Snow days. Here is Pennsylvania the kids have been getting tons of them. Being a nurse, I typically don’t get any. So when the opportunity presented itself for me to leave at noon today I took it. 18 years ago I learned to drive in snow. And 15 years ago was pretty much the last time we had bad snow to use my skills. Today I strapped the kids in for the ride home, 2 miles across town. UP and DOWN hills we slid. I found it calming to turn the radio off and navigate the whole trip. My 10 year old looked at me, with big eyes, “why are you teaching us how to drive in snow”? I came home and decided to do some things to insure my sanity until they outwit, outlast and outplay me and I fall asleep before them tonight or until daybreak tomorrow. So here are my Top 10 ways to not go crazy on a snow day.
1. Give the kids something to do-First I let them pick something to watch on Netflix. This might entertain them for 90 minutes tops.
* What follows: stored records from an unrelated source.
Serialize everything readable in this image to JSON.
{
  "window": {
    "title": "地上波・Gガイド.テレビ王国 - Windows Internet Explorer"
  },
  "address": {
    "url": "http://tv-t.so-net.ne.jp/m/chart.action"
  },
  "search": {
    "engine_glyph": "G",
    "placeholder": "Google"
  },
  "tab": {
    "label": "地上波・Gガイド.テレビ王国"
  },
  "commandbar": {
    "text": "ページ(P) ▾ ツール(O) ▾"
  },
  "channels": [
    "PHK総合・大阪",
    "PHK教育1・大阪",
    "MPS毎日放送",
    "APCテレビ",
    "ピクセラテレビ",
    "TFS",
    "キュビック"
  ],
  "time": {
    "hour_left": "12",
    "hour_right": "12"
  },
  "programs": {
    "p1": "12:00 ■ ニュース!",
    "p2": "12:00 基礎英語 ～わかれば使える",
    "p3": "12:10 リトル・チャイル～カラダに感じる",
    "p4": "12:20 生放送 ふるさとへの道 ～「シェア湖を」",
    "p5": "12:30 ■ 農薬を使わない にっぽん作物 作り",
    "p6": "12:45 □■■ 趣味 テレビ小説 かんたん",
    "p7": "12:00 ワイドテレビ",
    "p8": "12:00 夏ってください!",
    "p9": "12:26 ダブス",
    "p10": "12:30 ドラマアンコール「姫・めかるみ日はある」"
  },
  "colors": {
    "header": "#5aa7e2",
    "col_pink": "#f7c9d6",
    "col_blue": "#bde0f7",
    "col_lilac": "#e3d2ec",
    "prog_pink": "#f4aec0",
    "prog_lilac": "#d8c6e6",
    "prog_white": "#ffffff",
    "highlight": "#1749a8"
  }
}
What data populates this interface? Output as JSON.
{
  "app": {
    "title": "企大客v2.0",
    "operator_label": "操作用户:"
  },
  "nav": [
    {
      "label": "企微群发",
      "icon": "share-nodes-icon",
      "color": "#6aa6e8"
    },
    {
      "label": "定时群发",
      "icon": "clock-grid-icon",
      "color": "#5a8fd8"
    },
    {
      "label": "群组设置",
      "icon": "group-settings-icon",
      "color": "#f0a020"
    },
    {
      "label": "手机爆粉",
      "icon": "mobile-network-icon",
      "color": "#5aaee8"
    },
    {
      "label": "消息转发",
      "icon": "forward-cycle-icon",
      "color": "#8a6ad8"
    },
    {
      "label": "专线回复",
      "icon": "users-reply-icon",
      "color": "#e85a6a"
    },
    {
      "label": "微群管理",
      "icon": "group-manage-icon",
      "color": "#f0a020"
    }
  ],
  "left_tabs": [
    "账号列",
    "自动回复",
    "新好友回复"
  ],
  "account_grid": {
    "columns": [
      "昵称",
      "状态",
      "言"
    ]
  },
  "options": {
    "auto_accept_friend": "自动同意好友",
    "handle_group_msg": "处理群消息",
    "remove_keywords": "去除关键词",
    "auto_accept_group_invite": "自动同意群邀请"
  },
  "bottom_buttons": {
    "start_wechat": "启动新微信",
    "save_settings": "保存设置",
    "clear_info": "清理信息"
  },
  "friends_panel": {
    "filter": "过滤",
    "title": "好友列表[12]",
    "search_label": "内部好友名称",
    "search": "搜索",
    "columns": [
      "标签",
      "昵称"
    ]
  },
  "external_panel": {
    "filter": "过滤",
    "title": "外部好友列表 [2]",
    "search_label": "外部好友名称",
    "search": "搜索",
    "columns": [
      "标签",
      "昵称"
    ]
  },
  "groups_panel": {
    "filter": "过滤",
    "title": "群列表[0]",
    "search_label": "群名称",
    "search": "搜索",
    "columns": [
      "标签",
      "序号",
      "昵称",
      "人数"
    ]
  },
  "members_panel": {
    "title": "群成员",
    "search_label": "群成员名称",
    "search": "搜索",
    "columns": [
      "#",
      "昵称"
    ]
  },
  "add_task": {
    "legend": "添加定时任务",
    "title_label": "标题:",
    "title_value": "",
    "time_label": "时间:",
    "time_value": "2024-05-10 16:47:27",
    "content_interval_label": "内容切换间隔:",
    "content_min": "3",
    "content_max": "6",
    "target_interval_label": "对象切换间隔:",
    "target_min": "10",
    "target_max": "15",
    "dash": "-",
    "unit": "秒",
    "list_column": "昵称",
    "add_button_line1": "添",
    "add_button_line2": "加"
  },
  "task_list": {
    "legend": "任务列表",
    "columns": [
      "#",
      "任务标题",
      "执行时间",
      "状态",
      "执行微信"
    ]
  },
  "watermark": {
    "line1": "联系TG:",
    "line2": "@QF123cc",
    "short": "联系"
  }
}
2. Occupy yourself. I decided to go try and shovel. When the weather man predicts 2-10 inches of snow, you will get nothing of 15 inches. I shoveled the walk from the front door to the driveway. My neck, my back, my booty and my crack hurt and my milkshake did not bring the boys to the yard, or I would have had them shovel. I took some ibprofen and sat down with the heating pad.
3. Re occupy yourself. My first baby, my long neglected blog. I have had so much inspiration to write lately. Its like exercise, you can stop doing it and go back to it and it feels so good after you’ve done it.
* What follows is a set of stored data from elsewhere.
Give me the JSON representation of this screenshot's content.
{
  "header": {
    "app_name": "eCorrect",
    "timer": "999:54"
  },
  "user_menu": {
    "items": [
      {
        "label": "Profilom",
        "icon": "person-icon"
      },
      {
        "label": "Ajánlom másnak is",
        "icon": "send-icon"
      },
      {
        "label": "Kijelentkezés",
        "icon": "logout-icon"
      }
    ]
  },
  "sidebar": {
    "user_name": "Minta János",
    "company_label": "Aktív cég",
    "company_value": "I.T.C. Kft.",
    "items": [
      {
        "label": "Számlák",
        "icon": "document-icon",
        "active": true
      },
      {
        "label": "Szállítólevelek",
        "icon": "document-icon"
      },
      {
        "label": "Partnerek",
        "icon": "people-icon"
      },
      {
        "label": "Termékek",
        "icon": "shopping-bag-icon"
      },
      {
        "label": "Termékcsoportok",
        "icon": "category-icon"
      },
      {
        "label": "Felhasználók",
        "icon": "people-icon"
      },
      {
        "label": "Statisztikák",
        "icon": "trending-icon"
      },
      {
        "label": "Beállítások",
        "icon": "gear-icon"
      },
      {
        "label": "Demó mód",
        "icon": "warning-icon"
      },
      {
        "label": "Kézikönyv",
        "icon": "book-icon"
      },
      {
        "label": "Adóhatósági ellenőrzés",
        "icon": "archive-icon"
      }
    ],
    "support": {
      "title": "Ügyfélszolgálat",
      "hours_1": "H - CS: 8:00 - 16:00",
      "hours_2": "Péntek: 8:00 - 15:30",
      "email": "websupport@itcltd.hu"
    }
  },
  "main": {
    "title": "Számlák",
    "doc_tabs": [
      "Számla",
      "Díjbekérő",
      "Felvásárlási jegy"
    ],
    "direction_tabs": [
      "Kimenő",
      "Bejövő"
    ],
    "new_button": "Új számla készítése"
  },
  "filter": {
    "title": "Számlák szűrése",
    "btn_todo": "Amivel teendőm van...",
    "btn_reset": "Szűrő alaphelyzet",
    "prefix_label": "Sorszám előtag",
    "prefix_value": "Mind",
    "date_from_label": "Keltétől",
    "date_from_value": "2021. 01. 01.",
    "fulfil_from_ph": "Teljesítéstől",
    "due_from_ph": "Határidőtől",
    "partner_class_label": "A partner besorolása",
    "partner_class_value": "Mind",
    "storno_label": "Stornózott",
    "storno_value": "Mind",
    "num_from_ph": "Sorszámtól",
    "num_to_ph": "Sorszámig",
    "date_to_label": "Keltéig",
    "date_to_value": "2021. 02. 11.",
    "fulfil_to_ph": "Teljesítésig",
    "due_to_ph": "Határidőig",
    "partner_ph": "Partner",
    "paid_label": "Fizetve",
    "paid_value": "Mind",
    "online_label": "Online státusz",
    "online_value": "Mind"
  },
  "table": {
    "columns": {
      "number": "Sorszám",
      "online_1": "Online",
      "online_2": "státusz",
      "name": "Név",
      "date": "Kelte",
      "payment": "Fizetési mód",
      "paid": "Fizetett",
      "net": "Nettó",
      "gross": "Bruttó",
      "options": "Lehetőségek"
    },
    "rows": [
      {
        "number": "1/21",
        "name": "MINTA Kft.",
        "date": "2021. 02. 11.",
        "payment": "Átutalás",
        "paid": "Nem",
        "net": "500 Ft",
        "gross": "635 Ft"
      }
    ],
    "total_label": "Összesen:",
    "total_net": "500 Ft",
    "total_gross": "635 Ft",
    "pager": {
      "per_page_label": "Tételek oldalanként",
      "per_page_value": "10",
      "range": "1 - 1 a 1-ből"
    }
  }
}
4. Feed the kids. Now the kids ate at their grandparents before I picked them up but they need a snack and fancy drinks. They didn’t shovel so hot chocolate didn’t satisfy the so I whipped up some Shirley Temples.
5. Give the kids something else to do. We organize via a bin system. I dump a bin and make them go through it to give stuff away. To them, this means finding more toys with small pieces for them to play with and decide to keep every single piece the find.
6. Do laundry-because this can always be done.
7. Look at Pinterest. Realize you are hungry because the last thing you ate was half a stale bagel at 5am when you left the dogs out.
8. Throw some frozen dump chicken into the crock pot on high, because Pinterest made you hungry and you used your meal planning skills months ago and have some Zaycon chicken still in the freezer. At 8pm tonight during your favorite tv shows you can have shredded chicken quesadillas.
9. Bake-because you are starving you are both justified in eating raw brownie batter and also immune from the impending Salmonella.
10. Snuggle up. Finally the kids calm down, your belly is full and your feet have defrosted.